La sécurité psychologique, définie comme la capacité des membres d'une équipe à parler, à prendre des risques d'innovation et à admettre leurs erreurs sans craindre de conséquences négatives, est un élément très important pour les équipes de santé performantes. Les leaders jouent un rôle clé dans la promotion d'un environnement psychologiquement sûr qui stimule la communication efficace, améliore le travail d'équipe et la prise de décision, et encourage le rapport d'incidents. Développer ces compétences non techniques ("soft skills") est essentiel pour des soins plus sûrs.
L'étude VMHS a démontré que la sécurité psychologique n'est pas qu'un idéal abstrait, mais une compétence concrète et entraînable qui a un impact mesurable sur la sécurité des patients. Le programme de formation mixte (e-learning et simulation) a conduit à une augmentation significative des comportements de "speaking up" (prendre la parole), une amélioration du travail d'équipe et de l'utilisation des aides cognitives (Niveau 3). Surtout, il a entraîné une augmentation des rapports d'incidents de sécurité et une amélioration des scores d'audit annuel de sécurité (Niveau 4). L'augmentation des rapports d'incidents est une indication clé d'une culture de sécurité plus ouverte et moins punitive.
L'évaluation à l'aide du modèle de Kirkpatrick a permis de objectiver ces changements. Le Niveau 1 (satisfaction) a montré une forte adhésion. Le Niveau 2 (apprentissage) a confirmé l'acquisition des connaissances via l'e-learning. Le Niveau 3 (comportements) a mis en évidence les changements perçus et rapportés dans la communication et le travail d'équipe. Et le Niveau 4 (résultats) a démontré l'impact sur les indicateurs objectifs de sécurité organisationnelle.

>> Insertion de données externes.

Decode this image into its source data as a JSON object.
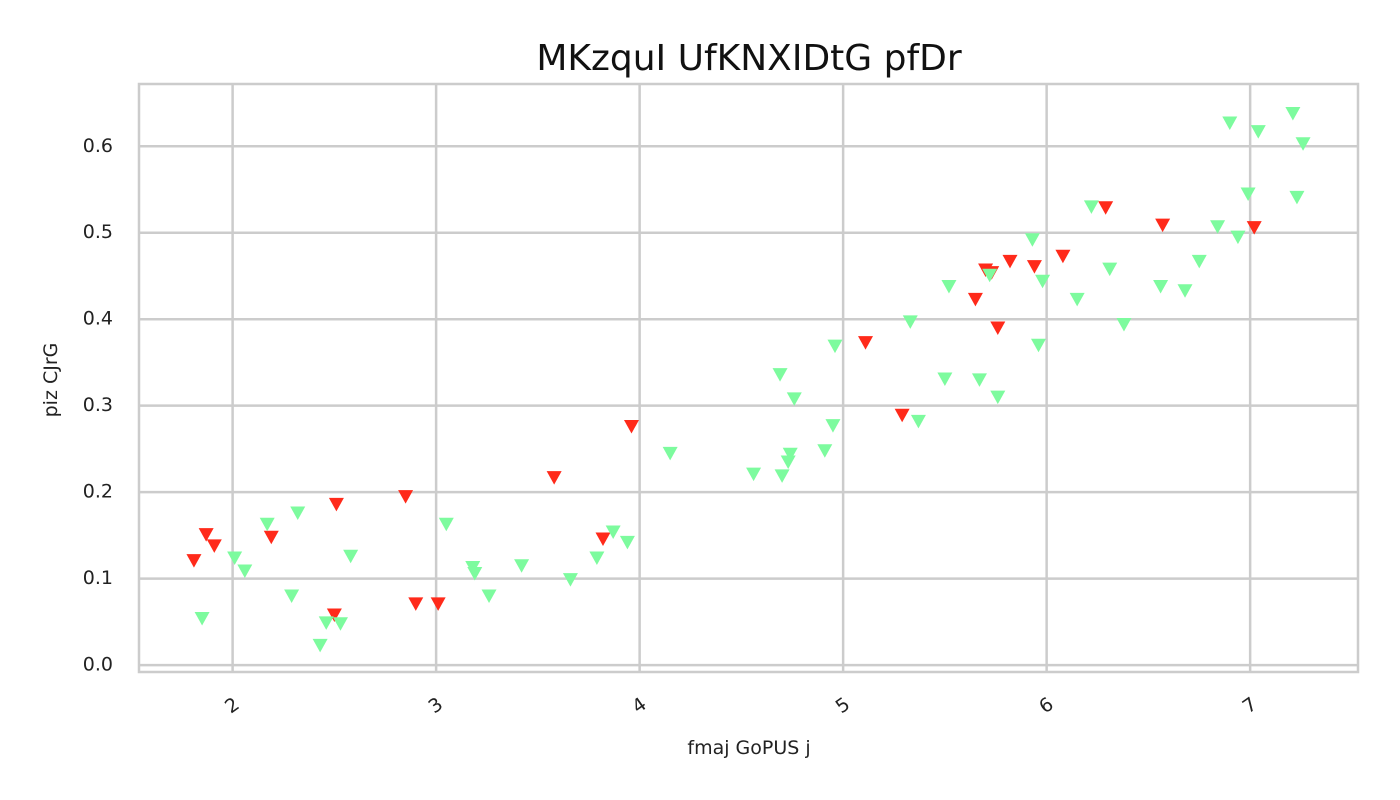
{
  "chart_data": {
    "type": "scatter",
    "title": "MKzquI UfKNXIDtG pfDr",
    "xlabel": "fmaj GoPUS j",
    "ylabel": "piz CJrG",
    "xlim": [
      1.54,
      7.53
    ],
    "ylim": [
      -0.008,
      0.672
    ],
    "xticks": [
      2,
      3,
      4,
      5,
      6,
      7
    ],
    "xtick_labels": [
      "2",
      "3",
      "4",
      "5",
      "6",
      "7"
    ],
    "yticks": [
      0.0,
      0.1,
      0.2,
      0.3,
      0.4,
      0.5,
      0.6
    ],
    "ytick_labels": [
      "0.0",
      "0.1",
      "0.2",
      "0.3",
      "0.4",
      "0.5",
      "0.6"
    ],
    "grid": true,
    "marker": "triangle-down",
    "series": [
      {
        "color": "#ff2a1a",
        "points": [
          [
            1.81,
            0.121
          ],
          [
            1.87,
            0.151
          ],
          [
            1.91,
            0.138
          ],
          [
            2.19,
            0.148
          ],
          [
            2.51,
            0.186
          ],
          [
            2.5,
            0.058
          ],
          [
            2.85,
            0.195
          ],
          [
            2.9,
            0.071
          ],
          [
            3.01,
            0.071
          ],
          [
            3.58,
            0.217
          ],
          [
            3.82,
            0.146
          ],
          [
            3.96,
            0.276
          ],
          [
            5.11,
            0.373
          ],
          [
            5.29,
            0.289
          ],
          [
            5.65,
            0.423
          ],
          [
            5.7,
            0.457
          ],
          [
            5.73,
            0.454
          ],
          [
            5.76,
            0.39
          ],
          [
            5.82,
            0.467
          ],
          [
            5.94,
            0.461
          ],
          [
            6.08,
            0.473
          ],
          [
            6.29,
            0.529
          ],
          [
            6.57,
            0.509
          ],
          [
            7.02,
            0.506
          ]
        ]
      },
      {
        "color": "#7dfb9e",
        "points": [
          [
            1.85,
            0.054
          ],
          [
            2.01,
            0.124
          ],
          [
            2.06,
            0.109
          ],
          [
            2.17,
            0.163
          ],
          [
            2.29,
            0.08
          ],
          [
            2.32,
            0.176
          ],
          [
            2.43,
            0.023
          ],
          [
            2.46,
            0.049
          ],
          [
            2.53,
            0.048
          ],
          [
            2.58,
            0.126
          ],
          [
            3.05,
            0.163
          ],
          [
            3.18,
            0.113
          ],
          [
            3.19,
            0.106
          ],
          [
            3.26,
            0.08
          ],
          [
            3.42,
            0.115
          ],
          [
            3.66,
            0.099
          ],
          [
            3.79,
            0.124
          ],
          [
            3.87,
            0.154
          ],
          [
            3.94,
            0.142
          ],
          [
            4.15,
            0.245
          ],
          [
            4.56,
            0.221
          ],
          [
            4.7,
            0.219
          ],
          [
            4.69,
            0.336
          ],
          [
            4.73,
            0.235
          ],
          [
            4.74,
            0.244
          ],
          [
            4.76,
            0.308
          ],
          [
            4.91,
            0.248
          ],
          [
            4.95,
            0.277
          ],
          [
            4.96,
            0.369
          ],
          [
            5.33,
            0.397
          ],
          [
            5.37,
            0.282
          ],
          [
            5.5,
            0.331
          ],
          [
            5.52,
            0.438
          ],
          [
            5.67,
            0.33
          ],
          [
            5.72,
            0.451
          ],
          [
            5.76,
            0.31
          ],
          [
            5.93,
            0.492
          ],
          [
            5.96,
            0.37
          ],
          [
            5.98,
            0.444
          ],
          [
            6.15,
            0.423
          ],
          [
            6.22,
            0.53
          ],
          [
            6.31,
            0.458
          ],
          [
            6.38,
            0.394
          ],
          [
            6.56,
            0.438
          ],
          [
            6.68,
            0.433
          ],
          [
            6.75,
            0.467
          ],
          [
            6.84,
            0.507
          ],
          [
            6.9,
            0.627
          ],
          [
            6.94,
            0.495
          ],
          [
            6.99,
            0.545
          ],
          [
            7.04,
            0.617
          ],
          [
            7.21,
            0.638
          ],
          [
            7.23,
            0.541
          ],
          [
            7.26,
            0.603
          ]
        ]
      }
    ]
  }
}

Ces résultats renforcent l'idée que l'investissement dans la formation aux compétences non techniques et à la sécurité psychologique, évalué de manière structurée, est un levier puissant pour améliorer la qualité et la sécurité des soins. Les sources insistent sur le fait que le leadership est un facteur déterminant pour surmonter les obstacles et assurer la réussite de telles initiatives. L'engagement de la direction du système de santé VMHS a été essentiel pour intégrer la sécurité psychologique dans une large structure hiérarchique et géographiquement dispersée.
En conclusion, le Modèle de Kirkpatrick fournit un cadre indispensable pour évaluer l'efficacité des programmes de formation en santé, qu'il s'agisse d'e-learning, de simulation ou de formation mixte. Il permet de dépasser la simple mesure de la satisfaction ou de l'acquisition de connaissances pour évaluer si la formation conduit réellement à des changements de comportement et, plus important encore, à des améliorations concrètes pour les patients et l'organisation. Dans un secteur où la sécurité est primordiale, une évaluation rigoureuse de la formation est non seulement une bonne pratique, mais une nécessité stratégique pour construire et maintenir une culture de sécurité forte et améliorer continuellement la qualité des soins délivrés. Des initiatives comme celle du VMHS, évaluée par Kirkpatrick, offrent un modèle réplicable pour d'autres systèmes de santé souhaitant placer la sécurité psychologique et l'évaluation de la formation au cœur de leur stratégie. Le succès de ces programmes repose sur une conception pédagogique adaptée, une mise en œuvre soignée, un suivi des apprenants, et surtout, un engagement fort du leadership pour soutenir le changement culturel. L'évaluation selon Kirkpatrick guide ce processus et permet de mesurer le chemin parcouru vers un système de santé plus sûr et plus efficace.